The conversion tool generates the parameter of PriorBox
and the prototype of callback function in the header as follows:
struct custom_param_PriorBox
{
int img_size[2];
float min_size;
float max_size;
float aspect_ratios[6];
float variances[4];
bool clip;
};
void custom_callback_PriorBox(fpga_layer &layer, void *custom_param);
The config parameters for these layers are generated in the source file as follows:
//Layer_64: Custom Layer
// ->: conv5_mbox_priorbox
void CSSDFacePerson::Layer_64()
{
static custom_param_PriorBox custom_param = {
{ 300, 300, },
10.0,
30.0,
{ 1.0, 1.0, 2, 0.5, 3, 0.3333333333333333, },
{ 0.1, 0.1, 0.2, 0.2, },
true,
};
struct fpga_layer& layer = get_layer(64);
layer.type = LT_CUSTOM;
...
layer.input_dim[0] = 38;
layer.input_dim[1] = 38;
layer.input_dim[2] = 256;
layer.input_dim_size = 3;
layer.output_dim[0] = 8664;
layer.output_dim[1] = 8;
layer.output_dim_size = 2;
layer.is_output = false;
layer.is_f32_output = true;
layer.is_input_hw_layout = true;
layer.custom_proc_ptr = &custom_callback_PriorBox;
layer.custom_param = &custom_param;
}//end of Layer_64
As one can see, the parameters and its data structure are automatically generated by the tool.

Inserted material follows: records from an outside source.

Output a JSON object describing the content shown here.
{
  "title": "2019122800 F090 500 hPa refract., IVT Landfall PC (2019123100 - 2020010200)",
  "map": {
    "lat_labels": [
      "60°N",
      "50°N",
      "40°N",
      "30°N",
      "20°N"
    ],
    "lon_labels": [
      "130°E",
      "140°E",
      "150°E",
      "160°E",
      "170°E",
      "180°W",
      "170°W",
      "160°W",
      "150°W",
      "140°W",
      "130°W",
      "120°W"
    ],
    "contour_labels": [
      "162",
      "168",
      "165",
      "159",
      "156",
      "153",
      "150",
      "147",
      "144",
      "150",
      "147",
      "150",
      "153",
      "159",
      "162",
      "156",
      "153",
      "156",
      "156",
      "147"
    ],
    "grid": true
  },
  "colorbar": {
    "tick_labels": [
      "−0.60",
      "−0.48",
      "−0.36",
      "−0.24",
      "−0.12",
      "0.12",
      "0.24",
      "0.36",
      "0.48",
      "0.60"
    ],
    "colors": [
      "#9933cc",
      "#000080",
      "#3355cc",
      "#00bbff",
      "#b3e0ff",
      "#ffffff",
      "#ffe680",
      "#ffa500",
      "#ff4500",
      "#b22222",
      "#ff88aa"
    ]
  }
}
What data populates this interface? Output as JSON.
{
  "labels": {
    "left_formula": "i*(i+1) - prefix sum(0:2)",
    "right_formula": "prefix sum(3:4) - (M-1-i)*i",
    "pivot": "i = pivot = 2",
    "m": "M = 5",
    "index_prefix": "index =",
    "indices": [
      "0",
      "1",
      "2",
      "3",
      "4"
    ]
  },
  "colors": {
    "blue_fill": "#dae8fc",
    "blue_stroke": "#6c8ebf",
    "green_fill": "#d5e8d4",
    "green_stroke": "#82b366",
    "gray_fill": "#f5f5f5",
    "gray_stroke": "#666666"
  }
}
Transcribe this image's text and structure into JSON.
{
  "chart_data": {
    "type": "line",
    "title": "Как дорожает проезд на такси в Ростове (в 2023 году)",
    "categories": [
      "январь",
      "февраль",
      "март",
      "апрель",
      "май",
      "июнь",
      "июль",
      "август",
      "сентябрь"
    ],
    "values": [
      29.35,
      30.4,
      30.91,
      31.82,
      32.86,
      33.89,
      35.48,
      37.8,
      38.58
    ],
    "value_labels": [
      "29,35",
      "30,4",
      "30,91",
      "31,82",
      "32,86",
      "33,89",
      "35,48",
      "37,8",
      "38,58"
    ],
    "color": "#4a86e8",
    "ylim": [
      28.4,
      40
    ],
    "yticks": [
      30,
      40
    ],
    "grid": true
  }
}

The only thing left that one needs to do is to implement the custom_callback_PriorBox
function, which may looks like this:
inline float box_clip(float x) {
if (x < 0.f)
return 0.f;
else if (x > 1.f)
return 1.f;
else
return x;
}
void custom_callback_PriorBox(fpga_layer &layer, void *param) {
custom_param_PriorBox *box_param = reinterpret_cast<custom_param_PriorBox*>(param);
vector<float> boxes_v(layer.output_dim[0] * layer.output_dim[1]);
prior_box_t box;
int box_count = 0;
// Box widths and heights
vector<float> box_widths_v;
vector<float> box_heights_v;
for (auto ar : box_param->aspect_ratios) {
if ((ar == 1.0) && box_widths_v.empty()) {
float sz = 0.5 * box_param->min_size;
box_widths_v.push_back(sz);
box_heights_v.push_back(sz);
} else if ((ar == 1.0) && (box_widths_v.size() > 0)) {
float sz = 0.5 * sqrt(box_param->min_size * box_param->max_size);
box_widths_v.push_back(sz);
box_heights_v.push_back(sz);
} else if (ar != 1.0) {
box_widths_v.push_back(0.5 * box_param->min_size * sqrt(ar));
box_heights_v.push_back(0.5 * box_param->min_size / sqrt(ar));
}
}
// Grid
int num_variances = sizeof(box_param->variances) / sizeof(box_param->variances[0]);
assert((num_variances == 1 || num_variances == 4) && "Number of variances must be either 1 or 4.");
if (num_variances == 1) {
box.xv = box_param->variances[0];
box.yv = box_param->variances[0];
box.wv = box_param->variances[0];
box.hv = box_param->variances[0];
} else {
box.xv = box_param->variances[0];
box.yv = box_param->variances[1];
box.wv = box_param->variances[2];
box.hv = box_param->variances[3];
}
float step_x = float(box_param->img_size[0]) / float(layer.input_dim[0]);
float step_y = float(box_param->img_size[1]) / float(layer.input_dim[1]);
for (int y = 0; y < layer.input_dim[1]; y++) {
float center_y = step_y * (float(y) + 0.5);
for (int x = 0; x < layer.input_dim[0]; x++) {
float center_x = step_x * (float(x) + 0.5);
for (unsigned int p = 0; p < box_widths_v.size(); p++) {
box.x0 = (center_x - box_widths_v[p]) / float(box_param->img_size[0]);
box.y0 = (center_y - box_heights_v[p]) / float(box_param->img_size[1]);
box.x1 = (center_x + box_widths_v[p]) / float(box_param->img_size[0]);
box.y1 = (center_y + box_heights_v[p]) / float(box_param->img_size[1]);
if (box_param->clip) {
box.x0 = box_clip(box.x0);
box.y0 = box_clip(box.y0);
box.x1 = box_clip(box.x1);
box.y1 = box_clip(box.y1);
}
memcpy(&boxes_v[box_count * 8], &box, sizeof(box));
box_count++;
}
}
}
put_layer_output(layer, boxes_v);
}
Note: the implementation above does not call the get_layer_input
function to get the input data. It is because that the results of the PriorBox
layer only depends on its parameter. If this is the case, one may opt in the optimization to only run the layer once in first time.